Move over, millennials
Research has revealed that centennials are the new youth market, with a collective disposable income of R32bn a year
Research has revealed that a new age group is taking centre stage – and it’s no longer millennials. Those born since 1993 have their own world views, beliefs and aspirations, and are called centennials by Student Village in its “Youth Culture Report”, a national study the company recently presented. This is a market that brands should be targeting, says the report, but brands need to learn how to be relevant in the lives of individuals aged between 18 and 24.
The report debunks a number of beliefs about this generation, based on research that was undertaken in urban centres across Johannesburg, Durban and Cape Town, over three months.
Millennials are getting older and can no longer be considered the youth market. Centennials are the latest youth group, and are defined by the fact that they were born into the digital age. As digital natives, they’re always connected – to them the web is an extension of themselves, something that has always been there and is simply a means of communication, entertainment and education.
This is an age group that has considerable spending power; the report reveals they spend R32bn a year. It’s a market filled with opportunity for brands and one they cannot afford to overlook, which is why becoming relevant in these youngsters’ daily lives is a must.
According to the report, centennials are seen as today’s culture creators – they define their own culture, live by their own rules and tell their own stories. “Unlike previous generations, centennials are fearless and willing to take risks. They are exploring entrepreneurship earlier and their understanding of the internet and social media has made it easier for them to run their own businesses and operate them at almost no cost simply by using the web. They value money and power and strive to attain it by working smart rather than hard,” says Student Village’s Marc Kornberger. He adds that they value uniqueness, authenticity, creativity, shareability and recognition.
Contrary to perceptions, the research reveals that members of this generation are not lazy, entitled or disrespectful of authority. Rather, they look to new technologies to navigate the online world and create business opportunities. And because they set great store by wealth and power, they tend to be more enterprising in terms of finding innovative business opportunities. Moreover, they are resilient and tenacious when it comes to seeking work and hustling.
The big take-out
Student Village’s “Youth Culture Report” has revealed that centennials, born from 1993 onwards, are the new youth market, with a collective disposable income of R32bn a year.
Centennials look to technology to provide them with fun, excitement and personalisation, as well as to help them save money and offer instant gratification. Unlike millennials, who have a fear of missing out, centennials fear being irrelevant. As such they have a need to be connected to the truth.
Those in this age group care about their personal brands and personal brand equity. If fact, they are more image conscious than previous generations, which also makes them more picky (in some cases) and selective in terms of what information they share over social media platforms, which they regard as a form of social currency. They’re trendsetters rather than followers and aspire to looking and being different.
With the need to distinguish themselves from their peers, centennials aim to do things most of their friends haven’t done. It’s an attitude that has made them open to trying new experiences – and they save their disposable income to afford these experiences.
Centennials understand that the issues around politics and the country have a direct impact on their futures.
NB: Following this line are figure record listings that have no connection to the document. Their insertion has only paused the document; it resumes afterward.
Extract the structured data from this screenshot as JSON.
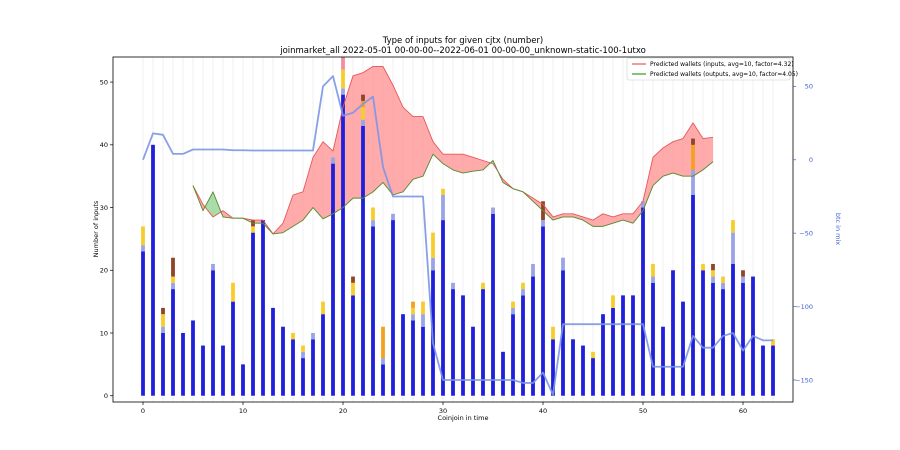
{
  "chart_data": {
    "type": "bar",
    "title": "Type of inputs for given cjtx (number)",
    "subtitle": "joinmarket_all 2022-05-01 00-00-00--2022-06-01 00-00-00_unknown-static-100-1utxo",
    "xlabel": "Coinjoin in time",
    "ylabel": "Number of inputs",
    "ylabel_right": "btc in mix",
    "xlim": [
      -3,
      65
    ],
    "ylim": [
      -1,
      54
    ],
    "ylim_right": [
      -165,
      70
    ],
    "xticks": [
      "0",
      "10",
      "20",
      "30",
      "40",
      "50",
      "60"
    ],
    "yticks": [
      "0",
      "10",
      "20",
      "30",
      "40",
      "50"
    ],
    "yticks_right": [
      "50",
      "0",
      "−50",
      "−100",
      "−150"
    ],
    "legend_position": "top-right",
    "grid_x": true,
    "bar_series": [
      {
        "color": "#1f1fdc",
        "values": [
          23,
          40,
          10,
          17,
          10,
          12,
          8,
          20,
          8,
          15,
          5,
          26,
          28,
          14,
          11,
          9,
          6,
          9,
          13,
          37,
          48,
          16,
          43,
          27,
          5,
          28,
          13,
          12,
          11,
          20,
          28,
          17,
          16,
          11,
          17,
          29,
          7,
          13,
          16,
          19,
          27,
          9,
          20,
          9,
          8,
          6,
          13,
          14,
          16,
          16,
          30,
          18,
          11,
          20,
          15,
          32,
          20,
          18,
          17,
          21,
          18,
          19,
          8,
          8
        ]
      },
      {
        "color": "#9aa4e8",
        "values": [
          1,
          0,
          1,
          1,
          0,
          0,
          0,
          1,
          0,
          0,
          0,
          0,
          0,
          0,
          0,
          0,
          1,
          1,
          0,
          1,
          1,
          0,
          1,
          1,
          1,
          1,
          0,
          1,
          2,
          2,
          4,
          1,
          0,
          0,
          0,
          1,
          0,
          1,
          1,
          2,
          1,
          0,
          2,
          0,
          0,
          0,
          0,
          0,
          0,
          0,
          1,
          1,
          0,
          0,
          0,
          4,
          0,
          1,
          1,
          5,
          1,
          0,
          0,
          0
        ]
      },
      {
        "color": "#f7cd2e",
        "values": [
          3,
          0,
          2,
          1,
          0,
          0,
          0,
          0,
          0,
          3,
          0,
          1,
          0,
          0,
          0,
          1,
          1,
          0,
          2,
          0,
          3,
          2,
          2,
          2,
          0,
          0,
          0,
          1,
          2,
          4,
          1,
          0,
          0,
          0,
          1,
          0,
          0,
          1,
          1,
          0,
          0,
          2,
          0,
          0,
          0,
          1,
          0,
          2,
          0,
          0,
          0,
          2,
          0,
          0,
          0,
          0,
          1,
          1,
          1,
          2,
          0,
          0,
          0,
          1
        ]
      },
      {
        "color": "#f3a21f",
        "values": [
          0,
          0,
          0,
          0,
          0,
          0,
          0,
          0,
          0,
          0,
          0,
          0,
          0,
          0,
          0,
          0,
          0,
          0,
          0,
          0,
          0,
          0,
          1,
          0,
          5,
          0,
          0,
          1,
          0,
          0,
          0,
          0,
          0,
          0,
          0,
          0,
          0,
          0,
          0,
          0,
          0,
          0,
          0,
          0,
          0,
          0,
          0,
          0,
          0,
          0,
          0,
          0,
          0,
          0,
          0,
          4,
          0,
          0,
          0,
          0,
          0,
          0,
          0,
          0
        ]
      },
      {
        "color": "#8e4528",
        "values": [
          0,
          0,
          1,
          3,
          0,
          0,
          0,
          0,
          0,
          0,
          0,
          1,
          0,
          0,
          0,
          0,
          0,
          0,
          0,
          0,
          0,
          1,
          1,
          0,
          0,
          0,
          0,
          0,
          0,
          0,
          0,
          0,
          0,
          0,
          0,
          0,
          0,
          0,
          0,
          0,
          3,
          0,
          0,
          0,
          0,
          0,
          0,
          0,
          0,
          0,
          0,
          0,
          0,
          0,
          0,
          1,
          0,
          1,
          0,
          0,
          1,
          0,
          0,
          0
        ]
      },
      {
        "color": "#f28ea0",
        "values": [
          0,
          0,
          0,
          0,
          0,
          0,
          0,
          0,
          0,
          0,
          0,
          0,
          0,
          0,
          0,
          0,
          0,
          0,
          0,
          0,
          2,
          0,
          0,
          0,
          0,
          0,
          0,
          0,
          0,
          0,
          0,
          0,
          0,
          0,
          0,
          0,
          0,
          0,
          0,
          0,
          0,
          0,
          0,
          0,
          0,
          0,
          0,
          0,
          0,
          0,
          0,
          0,
          0,
          0,
          0,
          0,
          0,
          0,
          0,
          0,
          0,
          0,
          0,
          0
        ]
      }
    ],
    "series": [
      {
        "name": "Predicted wallets (inputs, avg=10, factor=4.32)",
        "color": "#e8565a",
        "x": [
          5,
          6,
          7,
          8,
          9,
          10,
          11,
          12,
          13,
          14,
          15,
          16,
          17,
          18,
          19,
          20,
          21,
          22,
          23,
          24,
          25,
          26,
          27,
          28,
          29,
          30,
          31,
          32,
          33,
          34,
          35,
          36,
          37,
          38,
          39,
          40,
          41,
          42,
          43,
          44,
          45,
          46,
          47,
          48,
          49,
          50,
          51,
          52,
          53,
          54,
          55,
          56,
          57
        ],
        "values": [
          33.5,
          30.5,
          28.5,
          29.5,
          28.3,
          28.3,
          28,
          28,
          25.8,
          27.5,
          32,
          32.5,
          38,
          40.5,
          39,
          46,
          51,
          51.5,
          52.5,
          52.5,
          49.5,
          46,
          44.5,
          44.5,
          40.5,
          38.5,
          38.5,
          38.5,
          38,
          37.5,
          37,
          34.5,
          33,
          32.5,
          31.5,
          30.5,
          28.5,
          29,
          29,
          28.5,
          28,
          29,
          28.5,
          29,
          29,
          31,
          38,
          39.5,
          40.5,
          41,
          43.5,
          41,
          41.2
        ]
      },
      {
        "name": "Predicted wallets (outputs, avg=10, factor=4.05)",
        "color": "#2ca02c",
        "x": [
          5,
          6,
          7,
          8,
          9,
          10,
          11,
          12,
          13,
          14,
          15,
          16,
          17,
          18,
          19,
          20,
          21,
          22,
          23,
          24,
          25,
          26,
          27,
          28,
          29,
          30,
          31,
          32,
          33,
          34,
          35,
          36,
          37,
          38,
          39,
          40,
          41,
          42,
          43,
          44,
          45,
          46,
          47,
          48,
          49,
          50,
          51,
          52,
          53,
          54,
          55,
          56,
          57
        ],
        "values": [
          33.5,
          29.5,
          32.5,
          28.5,
          28.3,
          28.3,
          27.5,
          27.5,
          25.8,
          26,
          27,
          28,
          30,
          28.2,
          29,
          30,
          31.5,
          31.5,
          32.5,
          34,
          32,
          32.5,
          34.5,
          35,
          38.5,
          37,
          36,
          35.5,
          35.8,
          36,
          37.5,
          34,
          33,
          32.5,
          31,
          29.5,
          28,
          28.5,
          28.5,
          28,
          27,
          27,
          27.5,
          28,
          27.5,
          29.5,
          33.5,
          35,
          35.5,
          35,
          35,
          36,
          37.3
        ]
      },
      {
        "name": "btc in mix",
        "color": "#7b96e5",
        "axis": "right",
        "x": [
          0,
          1,
          2,
          3,
          4,
          5,
          6,
          7,
          8,
          9,
          10,
          11,
          12,
          13,
          14,
          15,
          16,
          17,
          18,
          19,
          20,
          21,
          22,
          23,
          24,
          25,
          26,
          27,
          28,
          29,
          30,
          31,
          32,
          33,
          34,
          35,
          36,
          37,
          38,
          39,
          40,
          41,
          42,
          43,
          44,
          45,
          46,
          47,
          48,
          49,
          50,
          51,
          52,
          53,
          54,
          55,
          56,
          57,
          58,
          59,
          60,
          61,
          62,
          63
        ],
        "values": [
          0,
          18,
          17,
          4,
          4,
          7,
          7,
          7,
          7,
          6.5,
          6.5,
          6.3,
          6.3,
          6.3,
          6.3,
          6.3,
          6.3,
          6.3,
          50,
          57,
          30,
          32,
          38,
          43,
          -5,
          -25,
          -25,
          -25,
          -25,
          -125,
          -150,
          -150,
          -150,
          -150,
          -150,
          -150,
          -150,
          -150,
          -152,
          -152,
          -145,
          -160,
          -112,
          -112,
          -112,
          -112,
          -112,
          -112,
          -112,
          -112,
          -112,
          -141,
          -141,
          -141,
          -141,
          -120,
          -128,
          -128,
          -120,
          -118,
          -130,
          -120,
          -123,
          -123
        ]
      }
    ],
    "legend": [
      "Predicted wallets (inputs, avg=10, factor=4.32)",
      "Predicted wallets (outputs, avg=10, factor=4.05)"
    ]
  }
}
As a result, they take part in discussions, on- and offline, about socioeconomic issues. A case in point, says Kornberger, is the #FeesMustFall movement. “Not only are the youth involved in these issues, but they have an actual influence on socioeconomic matters.”
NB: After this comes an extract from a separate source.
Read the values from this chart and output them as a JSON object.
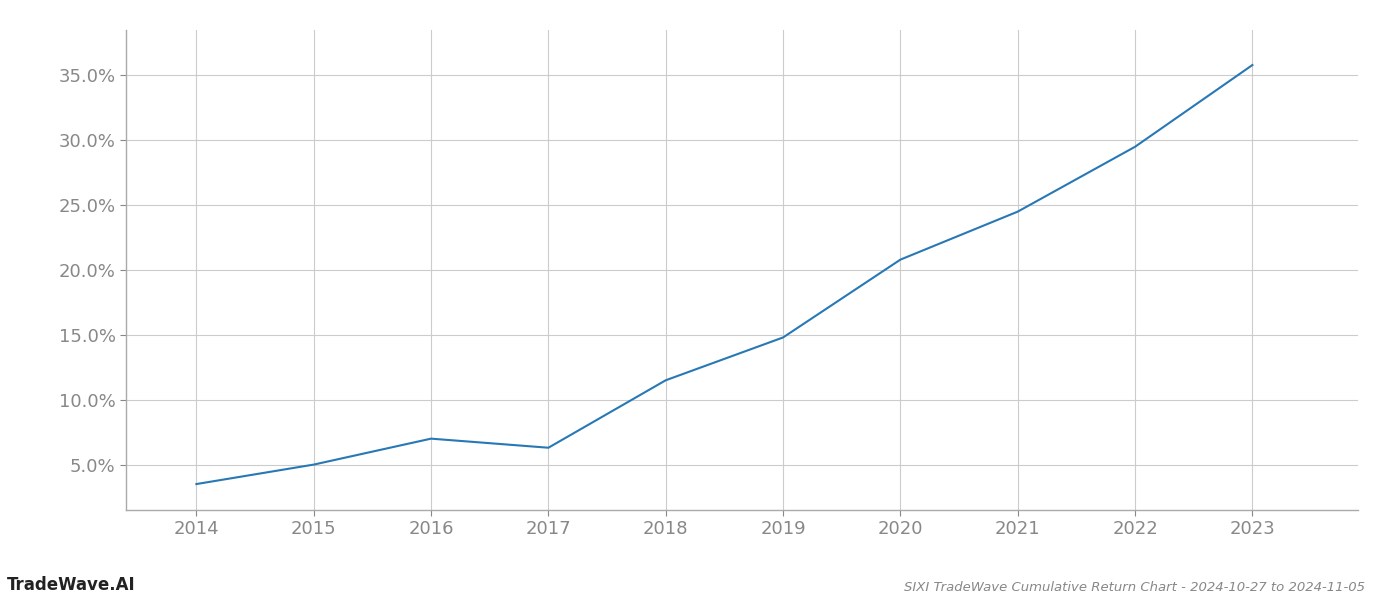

The “Youth Culture Report” provides good insights into the value of this market and its influence on brands. “[Centennials] represent the largest segment of the population and they’re growing, becoming a crucial part of target market conversations when it comes to youth-focused brands,” says Kornberger, adding that it is vital to recognise this group as a diverse market with varied interests rather than a homogeneous group.
The youth market – which for years has dominated conversation around marketing and sparked multitudes of research – is becoming more relevant than ever because of young people’s ability to engage with and create culture, and thanks to their unlimited access to information.